One of the most significant barriers for military spouses, as it is for many other job seekers, is state occupational licensing rules governing hundreds of occupations, including teaching, paralegal and health-care work. Obtaining state certification can require taking courses, passing tests and paying steep fees. These requirements are especially onerous for military spouses, who usually expect to be in a particular state for only a couple of years.
According to Syracuse University research, more than one-third of military spouses work in fields subject to occupational licensing, disproportionately more than the general population. And according to the Chamber survey, nearly one-quarter of military spouses cite occupational licensing as their biggest barrier to employment.
Like countless people across the country who selflessly put their spouses’ careers ahead of their own, military spouses will always face some additional employment challenges. Not only are their moves frequent, but also the military bases are often far from urban centers, where jobs are more plentiful. Numerous public and private programs already exist to help overcome some of these challenges. But state legislators can do even more good by eliminating the burdensome state occupational requirements that require military spouses to repeatedly acquire expensive and time-consuming licenses to work legally in their chosen professions.

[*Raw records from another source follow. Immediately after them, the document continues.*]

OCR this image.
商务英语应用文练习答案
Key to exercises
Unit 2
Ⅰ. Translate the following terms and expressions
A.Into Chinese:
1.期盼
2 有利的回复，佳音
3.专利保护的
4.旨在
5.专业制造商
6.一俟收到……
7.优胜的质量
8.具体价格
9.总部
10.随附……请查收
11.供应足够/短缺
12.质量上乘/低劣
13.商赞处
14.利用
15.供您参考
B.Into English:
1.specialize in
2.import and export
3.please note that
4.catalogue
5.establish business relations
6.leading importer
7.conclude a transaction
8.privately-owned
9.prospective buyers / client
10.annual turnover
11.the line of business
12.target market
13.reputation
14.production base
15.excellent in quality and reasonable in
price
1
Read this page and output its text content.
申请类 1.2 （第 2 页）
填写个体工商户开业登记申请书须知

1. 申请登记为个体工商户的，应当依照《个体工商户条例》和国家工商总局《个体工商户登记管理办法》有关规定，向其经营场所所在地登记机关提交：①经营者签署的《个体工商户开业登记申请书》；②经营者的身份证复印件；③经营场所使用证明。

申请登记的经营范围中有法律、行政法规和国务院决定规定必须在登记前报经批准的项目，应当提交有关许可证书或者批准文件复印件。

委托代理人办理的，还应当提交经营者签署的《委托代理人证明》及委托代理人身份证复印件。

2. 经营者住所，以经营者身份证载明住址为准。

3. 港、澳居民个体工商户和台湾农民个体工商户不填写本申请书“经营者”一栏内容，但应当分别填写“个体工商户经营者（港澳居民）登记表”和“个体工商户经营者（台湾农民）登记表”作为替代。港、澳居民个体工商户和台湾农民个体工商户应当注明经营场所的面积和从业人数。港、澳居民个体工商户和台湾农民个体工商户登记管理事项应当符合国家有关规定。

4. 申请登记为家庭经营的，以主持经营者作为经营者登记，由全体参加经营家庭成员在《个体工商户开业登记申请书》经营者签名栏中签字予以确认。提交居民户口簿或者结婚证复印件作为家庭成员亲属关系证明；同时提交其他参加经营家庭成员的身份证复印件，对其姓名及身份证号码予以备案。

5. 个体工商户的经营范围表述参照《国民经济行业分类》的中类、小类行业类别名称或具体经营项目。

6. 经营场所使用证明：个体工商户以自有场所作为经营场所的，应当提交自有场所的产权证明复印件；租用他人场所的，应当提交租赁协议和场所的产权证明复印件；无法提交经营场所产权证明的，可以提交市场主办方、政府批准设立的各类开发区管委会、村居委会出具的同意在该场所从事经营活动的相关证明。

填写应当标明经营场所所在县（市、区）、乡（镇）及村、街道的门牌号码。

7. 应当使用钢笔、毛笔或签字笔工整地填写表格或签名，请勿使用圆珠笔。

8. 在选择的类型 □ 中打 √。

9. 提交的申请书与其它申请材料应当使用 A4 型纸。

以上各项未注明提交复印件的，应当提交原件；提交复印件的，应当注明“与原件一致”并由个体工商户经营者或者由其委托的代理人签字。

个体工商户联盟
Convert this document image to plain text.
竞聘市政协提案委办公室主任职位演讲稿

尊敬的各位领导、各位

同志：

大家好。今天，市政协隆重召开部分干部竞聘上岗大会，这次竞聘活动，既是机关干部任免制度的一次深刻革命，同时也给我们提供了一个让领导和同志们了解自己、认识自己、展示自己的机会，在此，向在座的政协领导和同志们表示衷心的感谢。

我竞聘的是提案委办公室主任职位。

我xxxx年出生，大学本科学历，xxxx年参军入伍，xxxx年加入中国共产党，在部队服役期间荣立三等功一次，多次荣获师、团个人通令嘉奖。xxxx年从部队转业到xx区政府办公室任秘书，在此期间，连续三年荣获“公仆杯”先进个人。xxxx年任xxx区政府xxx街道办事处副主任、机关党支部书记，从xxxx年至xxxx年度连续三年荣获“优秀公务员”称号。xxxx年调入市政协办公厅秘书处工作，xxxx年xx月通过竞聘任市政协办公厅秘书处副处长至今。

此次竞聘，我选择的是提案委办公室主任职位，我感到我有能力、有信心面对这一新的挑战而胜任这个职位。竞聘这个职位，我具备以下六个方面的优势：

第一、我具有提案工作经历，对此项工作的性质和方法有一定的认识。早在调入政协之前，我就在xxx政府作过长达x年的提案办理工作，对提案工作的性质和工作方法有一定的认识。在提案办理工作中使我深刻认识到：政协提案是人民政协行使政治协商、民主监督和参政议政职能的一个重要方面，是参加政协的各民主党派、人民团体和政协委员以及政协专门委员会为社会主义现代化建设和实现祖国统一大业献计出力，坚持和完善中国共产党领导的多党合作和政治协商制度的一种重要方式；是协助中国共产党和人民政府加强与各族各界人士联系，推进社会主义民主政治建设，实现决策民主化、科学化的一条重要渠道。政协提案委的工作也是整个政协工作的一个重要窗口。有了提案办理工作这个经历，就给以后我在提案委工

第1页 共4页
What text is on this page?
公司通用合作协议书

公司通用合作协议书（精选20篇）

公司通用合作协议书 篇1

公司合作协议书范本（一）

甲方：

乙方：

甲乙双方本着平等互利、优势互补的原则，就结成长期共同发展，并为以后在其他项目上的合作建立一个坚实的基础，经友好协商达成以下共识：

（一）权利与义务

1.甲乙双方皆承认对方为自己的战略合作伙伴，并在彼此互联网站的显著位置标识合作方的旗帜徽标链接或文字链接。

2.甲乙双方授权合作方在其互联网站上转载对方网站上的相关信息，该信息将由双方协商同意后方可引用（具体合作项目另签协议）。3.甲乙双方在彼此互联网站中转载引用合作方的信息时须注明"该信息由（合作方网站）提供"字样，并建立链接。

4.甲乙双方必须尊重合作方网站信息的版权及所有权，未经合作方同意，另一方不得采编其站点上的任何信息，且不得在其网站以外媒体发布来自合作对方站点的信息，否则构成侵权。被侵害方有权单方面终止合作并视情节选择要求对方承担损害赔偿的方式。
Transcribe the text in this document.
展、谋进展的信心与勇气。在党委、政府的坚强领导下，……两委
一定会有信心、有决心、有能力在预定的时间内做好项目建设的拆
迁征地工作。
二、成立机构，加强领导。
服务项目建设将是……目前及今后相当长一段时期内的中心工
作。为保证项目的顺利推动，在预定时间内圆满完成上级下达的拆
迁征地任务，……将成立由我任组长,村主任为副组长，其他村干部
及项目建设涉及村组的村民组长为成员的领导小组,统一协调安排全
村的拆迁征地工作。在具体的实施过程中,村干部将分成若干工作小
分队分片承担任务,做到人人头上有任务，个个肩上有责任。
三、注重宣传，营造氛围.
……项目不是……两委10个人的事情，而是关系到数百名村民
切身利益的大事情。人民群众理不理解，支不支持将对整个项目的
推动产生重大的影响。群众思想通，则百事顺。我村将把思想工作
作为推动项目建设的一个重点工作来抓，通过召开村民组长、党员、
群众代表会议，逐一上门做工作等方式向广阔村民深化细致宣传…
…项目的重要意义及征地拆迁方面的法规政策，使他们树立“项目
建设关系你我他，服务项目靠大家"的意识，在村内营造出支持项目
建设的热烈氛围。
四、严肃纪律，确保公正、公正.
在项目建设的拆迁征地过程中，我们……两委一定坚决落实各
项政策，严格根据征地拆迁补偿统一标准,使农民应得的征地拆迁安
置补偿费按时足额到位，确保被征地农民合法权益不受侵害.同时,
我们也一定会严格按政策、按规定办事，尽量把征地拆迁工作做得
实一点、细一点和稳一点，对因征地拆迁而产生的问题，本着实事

Military spouses will no longer have to worry about such rules in Kentucky and Iowa. We are proud to have each recently signed statewide legislation to allow military spouses (and veterans) to use their occupational licenses, issued in any other state, in our states as well.
Under the legislation, state administrative bodies must issue occupational licenses within 30 days of receiving an application from military spouses who are licensed in another state. The reform will benefit not only military spouses but also our state economies, which can now more easily employ this underutilized talent pool.
With help from the Job Creators Network , which has led this multistate effort by convening a meeting of governors and Labor Secretary Alexander Acosta to address this issue, support is growing nationwide for such occupational-licensing reforms. We are working with 12 other states to implement similar legislation.
We encourage every state to join this licensing-reform effort and help military spouses share in the current labor-market prosperity.